2011.06.19 Trinity, Seamless Garment

It’s Trinity Sunday, time set aside to remember Godde: Holy Divine Three AND One.

I can not imagine a truly seamless garment.

As someone who used to do lots of sewing I know how important seams are and how hard they are to place, straighten and smooth. Seams make boundaries between different kinds of fabric, parts of a pattern designed to fit different parts of a human body, itself full of seams called alternately joints, ligaments or muscles. (If you’re my age, think wrinkles too.)

Body seams delineate functions and demarcate body parts to make sure one part doesn’t intervene or intrude on another. Seams also connect one part to another—loosely.

Seams are orderly, discrete and, depending on the fabric, hard to execute. When I made the bridesmaids’ dresses for my sister’s wedding out of ecru velvet, the cut and pattern were easy but the seams were difficult—long running lines in the lush thick of velvet that stuck and bunched and didn’t cooperate. If a seam isn’t flat the line of the dress looks uneven, bumpy, ugly like a sudden pimple on your nose when you’re fifteen.

There are seams on books too. If you break one you do worse than breaking your mother’s back.

When I would sit in Mercy Center’s chapel on retreat kneeling on a pillow below the tabernacle and the ceiling-to-floor rose portrait it often felt like a seamless continuity a flow with no hardline stitches.

Tabernacle, rose and I, we three totally dissimilar AND one seamless line of being.

In Godde there is no need for categories, territories, borders, no trespassing signs because though different we are all one.

How lovely would be a seamless religion with no need for fear or aggression or proofs or denominational strictures.
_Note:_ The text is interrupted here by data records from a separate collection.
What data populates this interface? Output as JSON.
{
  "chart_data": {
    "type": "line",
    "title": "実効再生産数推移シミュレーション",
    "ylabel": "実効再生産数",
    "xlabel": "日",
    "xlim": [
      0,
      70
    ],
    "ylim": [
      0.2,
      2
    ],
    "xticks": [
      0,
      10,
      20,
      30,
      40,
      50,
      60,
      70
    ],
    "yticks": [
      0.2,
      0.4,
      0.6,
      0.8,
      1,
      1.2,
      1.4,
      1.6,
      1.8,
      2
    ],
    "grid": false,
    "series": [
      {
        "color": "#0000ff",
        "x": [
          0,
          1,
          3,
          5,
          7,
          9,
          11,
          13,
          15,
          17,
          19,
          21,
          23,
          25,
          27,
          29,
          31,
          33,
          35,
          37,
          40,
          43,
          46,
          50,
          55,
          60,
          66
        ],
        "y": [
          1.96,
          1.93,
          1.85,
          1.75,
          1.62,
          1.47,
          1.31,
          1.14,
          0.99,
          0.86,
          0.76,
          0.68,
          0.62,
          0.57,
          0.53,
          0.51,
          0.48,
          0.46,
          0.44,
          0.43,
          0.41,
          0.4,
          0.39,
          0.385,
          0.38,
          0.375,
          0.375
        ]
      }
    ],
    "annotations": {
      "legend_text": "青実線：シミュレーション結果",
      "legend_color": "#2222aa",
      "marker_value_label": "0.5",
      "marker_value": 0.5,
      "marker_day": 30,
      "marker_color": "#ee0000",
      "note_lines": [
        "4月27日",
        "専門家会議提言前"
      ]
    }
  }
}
We would look different in our clothing, trappings, tenets, structures and song according to our churchly and worldly cultures, but we would have the same soul—and know it.

Seam rippers are sharp, small painstaking tools used to remove seams. To rip a seam takes patience, care, courage, commitment, risk, grief and more love than one alone can muster.

Still, Godde is a Seamstress. It is Her design and Her way.

So to honor the seamless Trinity, the long green pentecostal season and Godde the Seamstress, I pray..............

SEW ME A SEAM OF FINEST SILK
DON’T LET YOUR SEAM END LEST THE THREADS
THAT MARK ITS END ARE PULLED
AND THE ELEGANT FLOW OF FABRIC BECOMES
COCOON, OR WORSE, COSMIC CORSET.
UNSEAM ME, DEAR GODDE,
ONE TINY STITCH AT A TIME.
THEN BREAK MY HEART WITH YOUR GRANDEUR.